Banking Laws for NRIs allow for accounts with authorised dealers to be maintained in Indian rupees and in foreign currency.
The Foreign Exchange Management Act, 1999 determines the laws regulating foreign exchange and enlists the various deposit schemes available to Non-Resident Indians
The types of deposit schemes made available to NRIs are:
a) FCNR (B) - Foreign Currency (Non-Resident) Account (Banks) Scheme for all NRIs
b) NRE Account - Non- Resident (External) Rupee Account for all NRIs
c) NRO Account - Non-Resident Ordinary Rupee Account Scheme.

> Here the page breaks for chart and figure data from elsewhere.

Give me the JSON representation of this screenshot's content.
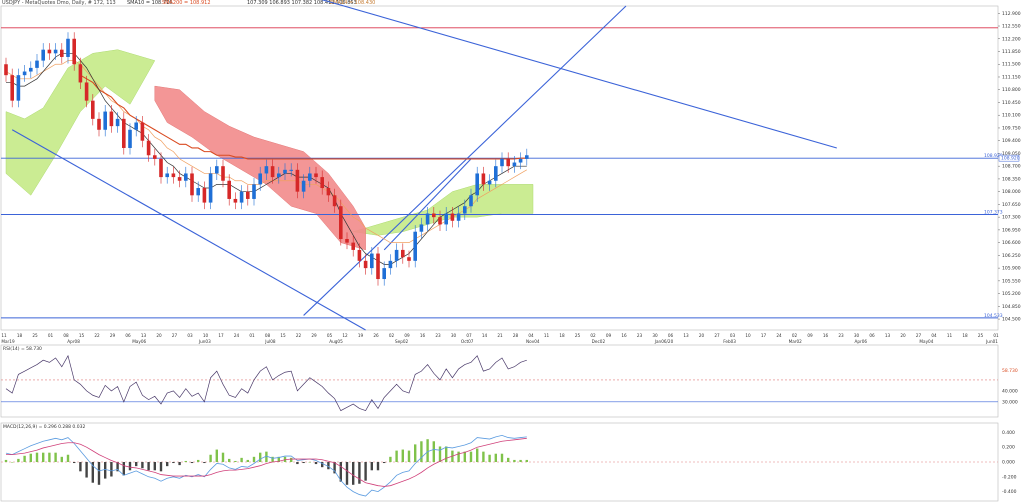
{
  "header": {
    "symbol_text": "USDJPY - MetaQuotes Dmo, Daily, # 172, 113",
    "sma_text": "SMA10 = 108.716",
    "sma200_text": "SMA200 = 108.912",
    "ichimoku_text": "107.309 106.893 107.382 108.412 106.853",
    "ema_text": "EMA14 = 108.430"
  },
  "colors": {
    "candle_up": "#1f6fd6",
    "candle_down": "#d62828",
    "sma200": "#d94a20",
    "sma10": "#333333",
    "ema": "#f0a060",
    "cloud_bull": "#c9ec8e",
    "cloud_bear": "#f28b8b",
    "trendline": "#3b63d8",
    "hline": "#3b63d8",
    "resistance": "#d9334a",
    "rsi": "#4a3a6a",
    "macd_line": "#5a9be0",
    "signal_line": "#d0407a",
    "hist_up": "#7fc24a",
    "hist_down": "#444444"
  },
  "chart_data": {
    "type": "candlestick",
    "price_axis": {
      "ylim": [
        104.2,
        113.1
      ],
      "ticks": [
        "112.900",
        "112.550",
        "112.200",
        "111.850",
        "111.500",
        "111.150",
        "110.800",
        "110.450",
        "110.100",
        "109.750",
        "109.400",
        "109.050",
        "108.700",
        "108.350",
        "108.000",
        "107.650",
        "107.300",
        "106.950",
        "106.600",
        "106.250",
        "105.900",
        "105.550",
        "105.200",
        "104.850",
        "104.500",
        "104.150"
      ],
      "current_price_label": "108.920",
      "hline_labels": [
        "108.920",
        "107.373",
        "104.533"
      ]
    },
    "date_axis": {
      "day_ticks": [
        "11",
        "18",
        "25",
        "01",
        "08",
        "15",
        "22",
        "29",
        "06",
        "13",
        "20",
        "27",
        "03",
        "10",
        "17",
        "24",
        "01",
        "08",
        "15",
        "22",
        "29",
        "05",
        "12",
        "19",
        "26",
        "02",
        "09",
        "16",
        "23",
        "30",
        "07",
        "14",
        "21",
        "28",
        "04",
        "11",
        "18",
        "25",
        "02",
        "09",
        "16",
        "23",
        "30",
        "06",
        "13",
        "20",
        "27",
        "03",
        "10",
        "17",
        "24",
        "02",
        "09",
        "16",
        "23",
        "30",
        "06",
        "13",
        "20",
        "27",
        "04",
        "11",
        "18",
        "25",
        "01"
      ],
      "month_labels": [
        "Mar19",
        "Apr08",
        "May06",
        "Jun03",
        "Jul08",
        "Aug05",
        "Sep02",
        "Oct07",
        "Nov04",
        "Dec02",
        "Jan06/20",
        "Feb03",
        "Mar02",
        "Apr06",
        "May04",
        "Jun01"
      ]
    },
    "ohlc_open": [
      111.5,
      111.2,
      110.5,
      111.2,
      111.3,
      111.4,
      111.6,
      111.9,
      111.8,
      111.9,
      111.7,
      112.2,
      111.5,
      111.0,
      110.5,
      110.0,
      109.7,
      110.2,
      109.8,
      110.0,
      109.2,
      109.7,
      109.9,
      109.4,
      109.0,
      108.9,
      108.4,
      108.5,
      108.4,
      108.3,
      108.5,
      107.9,
      108.1,
      107.7,
      108.5,
      108.7,
      108.3,
      107.8,
      107.7,
      108.0,
      107.8,
      108.2,
      108.5,
      108.7,
      108.4,
      108.5,
      108.6,
      108.6,
      108.0,
      108.3,
      108.5,
      108.4,
      108.1,
      107.9,
      107.6,
      106.7,
      106.6,
      106.4,
      106.1,
      105.9,
      106.3,
      105.6,
      105.9,
      106.1,
      106.4,
      106.2,
      106.1,
      106.9,
      107.1,
      107.4,
      107.3,
      107.1,
      107.4,
      107.2,
      107.4,
      107.6,
      107.9,
      108.5,
      108.2,
      108.3,
      108.7,
      108.9,
      108.7,
      108.8,
      108.9
    ],
    "ohlc_close": [
      111.2,
      110.5,
      111.2,
      111.3,
      111.4,
      111.6,
      111.9,
      111.8,
      111.9,
      111.7,
      112.2,
      111.5,
      111.0,
      110.5,
      110.0,
      109.7,
      110.2,
      109.8,
      110.0,
      109.2,
      109.7,
      109.9,
      109.4,
      109.0,
      108.9,
      108.4,
      108.5,
      108.4,
      108.3,
      108.5,
      107.9,
      108.1,
      107.7,
      108.5,
      108.7,
      108.3,
      107.8,
      107.7,
      108.0,
      107.8,
      108.2,
      108.5,
      108.7,
      108.4,
      108.5,
      108.6,
      108.6,
      108.0,
      108.3,
      108.5,
      108.4,
      108.1,
      107.9,
      107.6,
      106.7,
      106.6,
      106.4,
      106.1,
      105.9,
      106.3,
      105.6,
      105.9,
      106.1,
      106.4,
      106.2,
      106.1,
      106.9,
      107.1,
      107.4,
      107.3,
      107.1,
      107.4,
      107.2,
      107.4,
      107.6,
      107.9,
      108.5,
      108.2,
      108.3,
      108.7,
      108.9,
      108.7,
      108.8,
      108.9,
      109.0
    ],
    "sma200": [
      null,
      null,
      null,
      null,
      null,
      null,
      null,
      null,
      null,
      null,
      null,
      null,
      111.2,
      111.1,
      111.0,
      110.8,
      110.7,
      110.6,
      110.4,
      110.3,
      110.1,
      110.0,
      109.9,
      109.8,
      109.7,
      109.6,
      109.5,
      109.4,
      109.3,
      109.3,
      109.2,
      109.2,
      109.1,
      109.1,
      109.0,
      109.0,
      109.0,
      108.95,
      108.95,
      108.9,
      108.9,
      108.9,
      108.9,
      108.9,
      108.9,
      108.9,
      108.9,
      108.9,
      108.9,
      108.9,
      108.9,
      108.9,
      108.9,
      108.9,
      108.9,
      108.9,
      108.9,
      108.9,
      108.9,
      108.9,
      108.9,
      108.9,
      108.9,
      108.9,
      108.9,
      108.9,
      108.9,
      108.9,
      108.9,
      108.9,
      108.9,
      108.9,
      108.9,
      108.9,
      108.9,
      108.9,
      108.9,
      108.9,
      108.9,
      108.9,
      108.9,
      108.9,
      108.9,
      108.92,
      108.92
    ],
    "sma10": [
      111.0,
      111.0,
      110.9,
      110.9,
      111.0,
      111.1,
      111.3,
      111.5,
      111.7,
      111.8,
      111.8,
      111.8,
      111.6,
      111.4,
      111.1,
      110.8,
      110.5,
      110.3,
      110.1,
      109.9,
      109.8,
      109.7,
      109.6,
      109.4,
      109.2,
      109.0,
      108.8,
      108.7,
      108.5,
      108.4,
      108.3,
      108.2,
      108.1,
      108.1,
      108.2,
      108.2,
      108.2,
      108.1,
      108.0,
      108.0,
      108.0,
      108.1,
      108.2,
      108.3,
      108.4,
      108.5,
      108.5,
      108.4,
      108.4,
      108.4,
      108.3,
      108.2,
      108.1,
      107.8,
      107.4,
      107.1,
      106.8,
      106.5,
      106.3,
      106.2,
      106.1,
      106.0,
      106.0,
      106.1,
      106.2,
      106.3,
      106.5,
      106.7,
      106.9,
      107.1,
      107.3,
      107.4,
      107.5,
      107.6,
      107.7,
      107.9,
      108.0,
      108.2,
      108.3,
      108.4,
      108.5,
      108.6,
      108.7,
      108.7,
      108.7
    ],
    "ema": [
      111.3,
      111.2,
      111.1,
      111.1,
      111.1,
      111.2,
      111.3,
      111.4,
      111.5,
      111.5,
      111.6,
      111.6,
      111.5,
      111.3,
      111.1,
      110.9,
      110.7,
      110.5,
      110.4,
      110.2,
      110.1,
      110.0,
      109.8,
      109.7,
      109.5,
      109.4,
      109.2,
      109.1,
      108.9,
      108.8,
      108.7,
      108.6,
      108.5,
      108.5,
      108.5,
      108.4,
      108.4,
      108.3,
      108.3,
      108.2,
      108.2,
      108.2,
      108.3,
      108.3,
      108.3,
      108.3,
      108.3,
      108.3,
      108.2,
      108.2,
      108.2,
      108.1,
      108.0,
      107.9,
      107.7,
      107.5,
      107.3,
      107.2,
      107.0,
      106.9,
      106.8,
      106.7,
      106.6,
      106.6,
      106.6,
      106.6,
      106.7,
      106.8,
      106.9,
      107.0,
      107.1,
      107.2,
      107.3,
      107.4,
      107.5,
      107.6,
      107.8,
      107.9,
      108.0,
      108.1,
      108.2,
      108.3,
      108.4,
      108.5,
      108.6
    ],
    "rsi": [
      42,
      38,
      55,
      58,
      61,
      64,
      68,
      66,
      70,
      62,
      72,
      50,
      46,
      40,
      36,
      34,
      45,
      40,
      44,
      30,
      44,
      48,
      36,
      32,
      35,
      28,
      38,
      40,
      34,
      42,
      35,
      38,
      30,
      52,
      58,
      46,
      36,
      34,
      42,
      38,
      50,
      58,
      62,
      50,
      54,
      57,
      58,
      40,
      46,
      52,
      48,
      44,
      38,
      33,
      22,
      25,
      28,
      24,
      22,
      32,
      24,
      34,
      40,
      46,
      40,
      38,
      55,
      58,
      64,
      56,
      50,
      60,
      52,
      60,
      64,
      66,
      72,
      58,
      60,
      66,
      70,
      60,
      62,
      66,
      68
    ],
    "rsi_label": "58.730",
    "rsi_ticks": [
      "58.730",
      "40.000",
      "30.000"
    ],
    "macd": [
      0.12,
      0.1,
      0.14,
      0.18,
      0.22,
      0.25,
      0.28,
      0.3,
      0.32,
      0.3,
      0.33,
      0.25,
      0.15,
      0.05,
      -0.05,
      -0.12,
      -0.1,
      -0.12,
      -0.1,
      -0.18,
      -0.15,
      -0.12,
      -0.16,
      -0.2,
      -0.22,
      -0.26,
      -0.22,
      -0.2,
      -0.22,
      -0.18,
      -0.2,
      -0.17,
      -0.2,
      -0.1,
      -0.02,
      -0.03,
      -0.08,
      -0.1,
      -0.06,
      -0.07,
      -0.02,
      0.04,
      0.08,
      0.05,
      0.06,
      0.08,
      0.08,
      0.02,
      0.03,
      0.04,
      0.02,
      -0.02,
      -0.06,
      -0.12,
      -0.25,
      -0.34,
      -0.4,
      -0.44,
      -0.46,
      -0.38,
      -0.4,
      -0.34,
      -0.27,
      -0.18,
      -0.14,
      -0.12,
      -0.02,
      0.06,
      0.14,
      0.17,
      0.16,
      0.2,
      0.19,
      0.21,
      0.23,
      0.26,
      0.33,
      0.32,
      0.31,
      0.34,
      0.36,
      0.33,
      0.32,
      0.33,
      0.34
    ],
    "signal": [
      0.1,
      0.1,
      0.11,
      0.12,
      0.14,
      0.16,
      0.19,
      0.21,
      0.23,
      0.25,
      0.26,
      0.26,
      0.24,
      0.2,
      0.15,
      0.1,
      0.06,
      0.02,
      -0.01,
      -0.05,
      -0.07,
      -0.08,
      -0.1,
      -0.12,
      -0.14,
      -0.17,
      -0.18,
      -0.19,
      -0.19,
      -0.19,
      -0.19,
      -0.19,
      -0.19,
      -0.17,
      -0.14,
      -0.12,
      -0.11,
      -0.11,
      -0.1,
      -0.09,
      -0.07,
      -0.05,
      -0.02,
      0.0,
      0.01,
      0.03,
      0.04,
      0.04,
      0.04,
      0.04,
      0.04,
      0.03,
      0.01,
      -0.01,
      -0.06,
      -0.12,
      -0.18,
      -0.23,
      -0.28,
      -0.3,
      -0.32,
      -0.33,
      -0.32,
      -0.29,
      -0.26,
      -0.23,
      -0.19,
      -0.14,
      -0.08,
      -0.03,
      0.01,
      0.05,
      0.08,
      0.11,
      0.13,
      0.16,
      0.2,
      0.22,
      0.24,
      0.26,
      0.28,
      0.29,
      0.3,
      0.31,
      0.32
    ],
    "macd_label": "MACD(12,26,9) = 0.296 0.288 0.032",
    "macd_ticks": [
      "0.400",
      "0.200",
      "0.000",
      "-0.200",
      "-0.400"
    ],
    "rsi_header": "RSI(14) = 58.730",
    "bull_clouds": [
      {
        "x": [
          0,
          3,
          6,
          10,
          14,
          18,
          22,
          24,
          20,
          16,
          12,
          8,
          4,
          0
        ],
        "y": [
          110.2,
          110.0,
          110.3,
          111.4,
          111.8,
          111.9,
          111.7,
          111.6,
          110.4,
          110.9,
          110.2,
          109.0,
          107.9,
          108.5
        ]
      },
      {
        "x": [
          56,
          60,
          64,
          68,
          72,
          76,
          80,
          85,
          85,
          80,
          76,
          72,
          68,
          64,
          60,
          56
        ],
        "y": [
          106.9,
          107.1,
          107.3,
          107.5,
          108.0,
          108.2,
          108.2,
          108.2,
          107.4,
          107.4,
          107.3,
          107.3,
          107.1,
          106.9,
          106.8,
          106.9
        ]
      }
    ],
    "bear_clouds": [
      {
        "x": [
          24,
          28,
          32,
          36,
          40,
          44,
          48,
          52,
          56,
          58,
          58,
          54,
          50,
          46,
          42,
          38,
          34,
          30,
          26,
          24
        ],
        "y": [
          110.9,
          110.8,
          110.2,
          109.8,
          109.5,
          109.3,
          109.1,
          108.5,
          107.6,
          107.0,
          106.4,
          106.6,
          107.4,
          107.6,
          108.2,
          108.6,
          109.0,
          109.5,
          109.9,
          110.5
        ]
      }
    ]
  },
  "overlays": {
    "h_resistance": 112.5,
    "h_current": 108.92,
    "h_mid": 107.373,
    "h_low": 104.533,
    "down_channel_top": {
      "x1": 28,
      "y1": 114.4,
      "x2": 134,
      "y2": 109.2
    },
    "down_channel_bottom": {
      "x1": 1,
      "y1": 109.7,
      "x2": 58,
      "y2": 104.2
    },
    "up_trend_1": {
      "x1": 48,
      "y1": 104.6,
      "x2": 100,
      "y2": 113.1
    },
    "up_trend_2": {
      "x1": 61,
      "y1": 106.4,
      "x2": 75,
      "y2": 108.9
    }
  }
}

All NRIs can open such accounts, with the exception of individuals residing in Pakistan and Bangladesh, who require special permission from the RBI. Joint accounts of two or more non-residents and nomination facility are permitted.
While the FCNR(B) is a term deposit only, the NRE and NRO accounts can be operated as either savings, current, recurring or fixed deposit accounts. As for interest rates, FCNR(B) and NRE are subject to a cap, and should not exceed the LIBOR/SWAP rates. In the case of NRO accounts, rates are determined by the banks. The interest rates, currently at 3.5% apply to a period of 1 to 3 years.
The total NRE/ FCNR deposits during 2006-2007, as per RBI statistics, are USD 37,751 million and are expected to grow with regional rural banks also mopping up funds. Banks are expected to offer lucrative interest rates to bolster NRI funds.